I have been able to find some space yesterday and today to decompress a bit. I have had to limit my phone usage this past week too, limit the voices, the news, the interactions. It became all too much for my brain + emotions to process and respond to. For the past six weeks, I lost my daily routine with Pilates and going weekly to the chiropractor, but picked both of those practices back up again yesterday. My body is so stiff and in need of care. I made an appointment for a haircut. I will call and set up a dental cleaning. Self-care for my body always goes out the door when life becomes stressful. I reduced my sugar and caffeine intake this past week and am trying to drink a lot more water. I am guarding my sleep as best I can.

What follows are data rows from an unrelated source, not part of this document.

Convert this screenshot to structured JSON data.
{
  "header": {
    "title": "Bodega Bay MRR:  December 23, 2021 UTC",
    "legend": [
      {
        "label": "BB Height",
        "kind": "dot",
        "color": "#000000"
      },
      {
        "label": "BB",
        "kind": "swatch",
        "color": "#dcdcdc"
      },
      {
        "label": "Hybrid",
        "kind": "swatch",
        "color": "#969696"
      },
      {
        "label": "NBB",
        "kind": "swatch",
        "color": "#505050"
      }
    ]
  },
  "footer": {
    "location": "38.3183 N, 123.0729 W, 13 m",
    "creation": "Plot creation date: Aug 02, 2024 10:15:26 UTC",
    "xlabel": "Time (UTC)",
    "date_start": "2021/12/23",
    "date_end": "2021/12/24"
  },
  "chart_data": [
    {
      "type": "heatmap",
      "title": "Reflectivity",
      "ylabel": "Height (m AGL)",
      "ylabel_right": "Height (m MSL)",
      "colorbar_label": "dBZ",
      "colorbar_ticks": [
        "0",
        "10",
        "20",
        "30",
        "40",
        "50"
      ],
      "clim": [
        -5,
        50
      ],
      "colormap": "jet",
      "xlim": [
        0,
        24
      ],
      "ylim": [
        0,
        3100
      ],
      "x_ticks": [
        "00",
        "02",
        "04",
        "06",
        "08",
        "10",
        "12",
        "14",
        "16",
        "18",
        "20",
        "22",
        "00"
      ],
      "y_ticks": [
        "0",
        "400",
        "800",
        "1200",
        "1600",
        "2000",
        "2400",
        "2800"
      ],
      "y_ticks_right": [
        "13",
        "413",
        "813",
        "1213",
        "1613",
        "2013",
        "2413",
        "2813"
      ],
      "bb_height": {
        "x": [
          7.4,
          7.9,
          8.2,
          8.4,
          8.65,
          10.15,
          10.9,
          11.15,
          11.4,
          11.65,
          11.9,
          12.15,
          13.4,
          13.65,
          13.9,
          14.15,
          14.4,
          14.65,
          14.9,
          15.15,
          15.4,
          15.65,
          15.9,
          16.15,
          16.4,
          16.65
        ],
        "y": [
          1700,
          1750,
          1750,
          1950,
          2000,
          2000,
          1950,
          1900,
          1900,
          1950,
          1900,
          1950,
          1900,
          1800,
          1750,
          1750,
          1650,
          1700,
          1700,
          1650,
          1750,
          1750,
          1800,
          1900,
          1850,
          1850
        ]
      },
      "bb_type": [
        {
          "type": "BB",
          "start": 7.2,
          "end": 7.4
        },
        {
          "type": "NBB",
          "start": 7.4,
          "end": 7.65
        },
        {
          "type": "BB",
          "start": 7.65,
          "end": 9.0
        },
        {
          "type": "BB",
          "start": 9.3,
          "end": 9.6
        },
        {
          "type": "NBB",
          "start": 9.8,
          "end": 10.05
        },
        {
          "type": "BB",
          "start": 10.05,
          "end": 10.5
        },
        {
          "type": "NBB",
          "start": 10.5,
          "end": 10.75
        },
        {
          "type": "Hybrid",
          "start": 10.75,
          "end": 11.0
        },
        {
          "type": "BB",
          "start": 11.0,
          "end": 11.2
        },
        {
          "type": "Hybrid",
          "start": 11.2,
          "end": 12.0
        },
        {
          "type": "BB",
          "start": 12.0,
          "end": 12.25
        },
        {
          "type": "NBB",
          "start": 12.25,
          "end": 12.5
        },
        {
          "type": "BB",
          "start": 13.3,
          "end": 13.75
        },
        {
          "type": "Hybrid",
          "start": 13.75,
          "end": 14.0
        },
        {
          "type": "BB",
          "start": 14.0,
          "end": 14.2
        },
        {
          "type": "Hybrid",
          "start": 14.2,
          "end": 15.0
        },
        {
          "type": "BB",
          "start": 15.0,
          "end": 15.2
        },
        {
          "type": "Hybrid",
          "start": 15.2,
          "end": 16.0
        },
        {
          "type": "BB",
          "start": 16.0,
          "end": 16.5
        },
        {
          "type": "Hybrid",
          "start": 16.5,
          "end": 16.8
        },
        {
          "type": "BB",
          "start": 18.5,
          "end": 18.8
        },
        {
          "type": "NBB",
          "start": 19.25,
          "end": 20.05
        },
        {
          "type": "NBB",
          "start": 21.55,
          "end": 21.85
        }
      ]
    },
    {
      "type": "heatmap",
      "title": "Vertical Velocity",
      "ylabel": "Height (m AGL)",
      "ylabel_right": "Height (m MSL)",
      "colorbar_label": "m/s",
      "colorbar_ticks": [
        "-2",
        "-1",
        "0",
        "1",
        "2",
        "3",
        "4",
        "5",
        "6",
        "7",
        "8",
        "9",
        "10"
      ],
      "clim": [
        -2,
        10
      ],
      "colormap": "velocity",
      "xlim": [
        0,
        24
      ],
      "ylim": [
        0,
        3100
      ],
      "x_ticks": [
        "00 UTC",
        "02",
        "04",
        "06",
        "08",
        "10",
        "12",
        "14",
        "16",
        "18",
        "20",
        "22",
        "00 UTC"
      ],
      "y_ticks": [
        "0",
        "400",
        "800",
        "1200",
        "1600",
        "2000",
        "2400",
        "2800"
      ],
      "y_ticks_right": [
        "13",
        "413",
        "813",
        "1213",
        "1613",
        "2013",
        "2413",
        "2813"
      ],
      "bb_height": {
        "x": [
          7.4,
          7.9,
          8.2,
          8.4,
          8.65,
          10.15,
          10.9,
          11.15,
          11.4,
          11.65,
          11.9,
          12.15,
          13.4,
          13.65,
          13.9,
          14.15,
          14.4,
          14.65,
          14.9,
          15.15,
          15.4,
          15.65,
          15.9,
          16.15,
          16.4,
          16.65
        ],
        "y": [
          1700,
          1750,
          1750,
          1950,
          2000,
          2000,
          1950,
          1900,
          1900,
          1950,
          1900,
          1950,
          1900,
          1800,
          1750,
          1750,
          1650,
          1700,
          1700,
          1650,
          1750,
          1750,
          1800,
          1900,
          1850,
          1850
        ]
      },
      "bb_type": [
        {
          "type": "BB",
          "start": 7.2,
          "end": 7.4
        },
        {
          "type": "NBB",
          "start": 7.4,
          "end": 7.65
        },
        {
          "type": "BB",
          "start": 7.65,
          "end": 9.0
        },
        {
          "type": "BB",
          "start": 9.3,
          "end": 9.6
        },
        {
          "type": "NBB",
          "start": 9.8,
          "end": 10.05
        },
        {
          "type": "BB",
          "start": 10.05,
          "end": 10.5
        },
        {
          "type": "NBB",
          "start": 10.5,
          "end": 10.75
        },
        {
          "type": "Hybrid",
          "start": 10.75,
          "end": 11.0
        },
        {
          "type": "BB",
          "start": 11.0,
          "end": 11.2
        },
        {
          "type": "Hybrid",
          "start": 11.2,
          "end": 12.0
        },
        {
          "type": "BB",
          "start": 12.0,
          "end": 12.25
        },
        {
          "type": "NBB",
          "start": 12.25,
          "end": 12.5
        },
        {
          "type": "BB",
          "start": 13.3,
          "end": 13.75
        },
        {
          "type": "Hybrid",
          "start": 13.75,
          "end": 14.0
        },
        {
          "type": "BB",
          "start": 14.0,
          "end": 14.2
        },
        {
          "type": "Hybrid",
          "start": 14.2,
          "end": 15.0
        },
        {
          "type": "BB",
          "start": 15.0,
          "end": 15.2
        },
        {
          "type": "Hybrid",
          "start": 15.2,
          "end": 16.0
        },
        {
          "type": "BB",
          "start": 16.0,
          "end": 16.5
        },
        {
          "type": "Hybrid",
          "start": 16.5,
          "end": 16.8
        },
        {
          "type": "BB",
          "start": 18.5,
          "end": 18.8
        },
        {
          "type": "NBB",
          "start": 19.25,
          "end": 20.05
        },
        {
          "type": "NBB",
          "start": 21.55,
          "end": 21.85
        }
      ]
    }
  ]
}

The summer transition to the rigor of the school schedule is challenging. It just is. If all of it feels tiring to you and your children, then just know that is normal. It’s easy in the pain of transition to question whether or not you have made the right decisions or if you are doing too much or if any of it is sustainable. The first week isn’t the time to make those decisions. It takes at least four weeks to find your way. Be gentle with yourself and your children and the community that you are living in. Most people are trying their best, and everyone is already starting the year from a tired place from all the events happening in the world. Stay focused, work your plan, ask for help. Evaluate everything a month from now.
May you know the kindness of Jesus towards you as you lead and love. May you take deep breaths, enjoy the beauty as you drive the rounds, and know that your kids’ assignments are not an emergency. You will find your way as an effective manager of all the things, but keep the nurturing heart of a mother as you go to get there. Preaching to myself.
Love,
Aimee
Oh gosh yes. My kids assignments feel like emergencies. How did you know? Everything feels too fast and too busy, after all the at home time and then summer. I am worn out.
Encouraging words, thank you.
Our family is in a different stage now also, we all live together...transitioning to a piece of property and then fixing houses for us as grandparents, and our son and his family. We are enjoying going to soccer games and having school schedules. We haven't lived closed to them for 14 years, so it's exciting and a time of adjustment for all. We're so thankful we can do this now.